为了填补这一空白, Nuclei GCC 工具链与 Nuclei 硬件设计紧密配合,在兼容上游已支持的 BF16 指令的基础上,全面支持了 BF16 相关的运算及转换操作,充分发挥了 BF16 的潜力,使其能够更好地服务于各类高性能计算场景。
3.1.8.2. 寄存器配置
硬件自定义寄存器mmisc_ctl1的第1位为fp16mode来控制16位FPU寄存器中存储数据的格式:
fp16mode = 0: fp16 mode
fp16mode = 1: bf16 mode
所以在使用Nuclei bf16的运算操作时, 需要先将mmisc_ctl1的寄存器fp16mode位置为1
Note
Nuclei bf16的运算操作,复用的是fp16的相关指令,这里的开关是用来决定复用的指令是做fp16运算还是bf16运算.
设置代码如下:
#include "nuclei_sdk_soc.h" //需要包含该头文件
__RV_CSR_SET(CSR_MFP16MODE, 0x1); //打开Nuclei bf16
__RV_CSR_CLEAR(CSR_MFP16MODE, 0x1); //关闭Nuclei bf16
3.1.8.3. BF16 标量的支持
3.1.8.3.1. 扩展
Nuclei bf16 标量的运算操作,需要开启xxlfbf扩展.
示例:-march=rv64imafdc_xxlfbf
3.1.8.3.2. 支持的指令
fadd.h/fsub.h/fmul.h/fdiv.h
fmadd.h/fmsub.h/fnmadd.h/fnmsub.h
fsqrt.h
fcvt.bf16.s/fcvt.s.bf16
(兼容zfbfmin扩展的指令)fcvt.h.w[u]/fcvt.w[u].h
(int32 <—> bf16)fcvt.h.l[u]/fcvt.l[u].h
(int64 <—> bf16)fmin.h/fmax.h
flt.h/fle.h/feq.h
fclass.h
3.1.8.3.3. Examples
#include <stdio.h>
#include "nuclei_sdk_soc.h"
__bf16 a = 1.11;
__bf16 b = 11.8;
const __bf16 c = 10.3;
void test_add(){
__bf16 sum = a + b;
printf("%f\n",sum);
}
void test_sub(){
__bf16 sum = a-c;
printf("%f\n",sum);
}
void test_mul(){
__bf16 sum = a * 5;
printf("%f\n",sum);
}
void test_div(){
__bf16 sum = a/(__bf16)3.5;
printf("%f\n",sum);
}
int main(void)
{
__RV_CSR_SET(CSR_MFP16MODE, 0x1);
test_add();
test_sub();
test_mul();
test_div();
return 0;
}
3.1.8.4. BF16 向量的支持(rvv intrinsic)
3.1.8.4.1. 扩展
Nuclei bf16 rvv intrinsic的使用,需要开启xxlvfbf扩展.

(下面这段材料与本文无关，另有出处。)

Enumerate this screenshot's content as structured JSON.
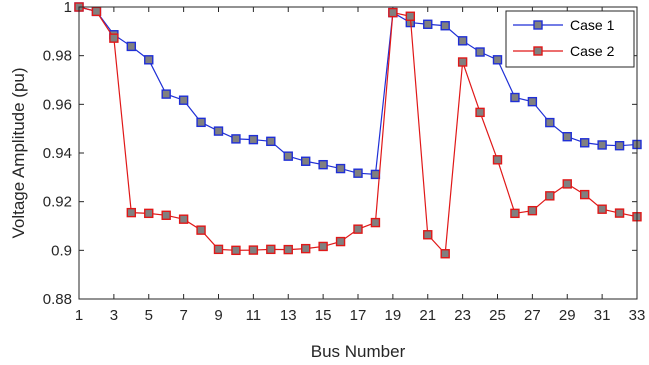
{
  "chart_data": {
    "type": "line",
    "title": "",
    "xlabel": "Bus Number",
    "ylabel": "Voltage Amplitude (pu)",
    "xlim": [
      1,
      33
    ],
    "ylim": [
      0.88,
      1.0
    ],
    "xticks": [
      1,
      3,
      5,
      7,
      9,
      11,
      13,
      15,
      17,
      19,
      21,
      23,
      25,
      27,
      29,
      31,
      33
    ],
    "yticks": [
      0.88,
      0.9,
      0.92,
      0.94,
      0.96,
      0.98,
      1
    ],
    "ytick_labels": [
      "0.88",
      "0.9",
      "0.92",
      "0.94",
      "0.96",
      "0.98",
      "1"
    ],
    "grid": false,
    "legend_position": "top-right",
    "x": [
      1,
      2,
      3,
      4,
      5,
      6,
      7,
      8,
      9,
      10,
      11,
      12,
      13,
      14,
      15,
      16,
      17,
      18,
      19,
      20,
      21,
      22,
      23,
      24,
      25,
      26,
      27,
      28,
      29,
      30,
      31,
      32,
      33
    ],
    "series": [
      {
        "name": "Case 1",
        "color": "#1f2fd6",
        "marker_fill": "#808080",
        "values": [
          1.0,
          0.9982,
          0.9886,
          0.9838,
          0.9783,
          0.9642,
          0.9617,
          0.9526,
          0.949,
          0.9458,
          0.9455,
          0.9448,
          0.9387,
          0.9366,
          0.9352,
          0.9336,
          0.9317,
          0.9312,
          0.9977,
          0.9936,
          0.9929,
          0.9923,
          0.9861,
          0.9815,
          0.9783,
          0.9628,
          0.9611,
          0.9525,
          0.9467,
          0.9442,
          0.9433,
          0.943,
          0.9435
        ]
      },
      {
        "name": "Case 2",
        "color": "#e01818",
        "marker_fill": "#808080",
        "values": [
          1.0,
          0.9982,
          0.9872,
          0.9155,
          0.9152,
          0.9144,
          0.9128,
          0.9083,
          0.9004,
          0.9,
          0.9001,
          0.9004,
          0.9003,
          0.9007,
          0.9016,
          0.9036,
          0.9087,
          0.9114,
          0.9977,
          0.9962,
          0.9064,
          0.8986,
          0.9774,
          0.9567,
          0.9372,
          0.9152,
          0.9163,
          0.9224,
          0.9273,
          0.9229,
          0.9169,
          0.9153,
          0.9138
        ]
      }
    ]
  }
}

示例:-march=rv64imafdc_xxlvfbf
3.1.8.4.2. Nuclei bf16 rvv intrinsic nameing scheme
rvv intrinsic 命名规则: https://github.com/riscv-non-isa/rvv-intrinsic-doc/releases/tag/v1.0.0-rc7 v-intrinsic-spec.pdf
-> Chapter 6.
我们的命名规则遵循上述的命名规则,并在此基础上为了区分我们自定义的intrinsic,在前缀处添加了 _xl
示例如下:
float16的vfadd运算的intrinsic 命名:
vfloat16mf4_t __riscv_vfadd_vv_f16mf4(vfloat16mf4_t vs2, vfloat16mf4_t vs1, size_t vl);
vfloat16mf4_t
vfloat16的数据类型
__riscv_
intrinsic 名称前缀
vfadd
intrinsic 所代表的操作的名字(此处为向量的加法运算)
vv
intrinsic 函数所代表的操作的操作数类型(v代表向量类型,详细信息查看上述rvv intrinsic 命令规则)
f16
float16 数据类型的缩写
mf4
lmul的值
Nuclei 自定义的bfloat16 intrinsic 也遵循rvv intrinsic 命名的基础规则,只是添加了前缀,如下:
vbfloat16mf4_t __riscv_xl_vfadd_vv_bf16mf4(vbfloat16mf4_t vs2, vbfloat16mf4_t vs1, size_t vl);
vbfloat16mf4_t
vbfloat16的数据类型
__riscv_xl_
Nuclei 自定义 intrinsic 名称前缀
vfadd
intrinsic 所代表的操作的名字
vv
intrinsic 函数所代表的操作的操作数类型
bf16
bfloat16 数据类型的缩写
mf4
lmul的值
Note
bfloat16 的向量数据类型,参考 https://github.com/riscv-non-isa/rvv-intrinsic-doc/blob/main/doc/vector-bfloat16-spec.adoc.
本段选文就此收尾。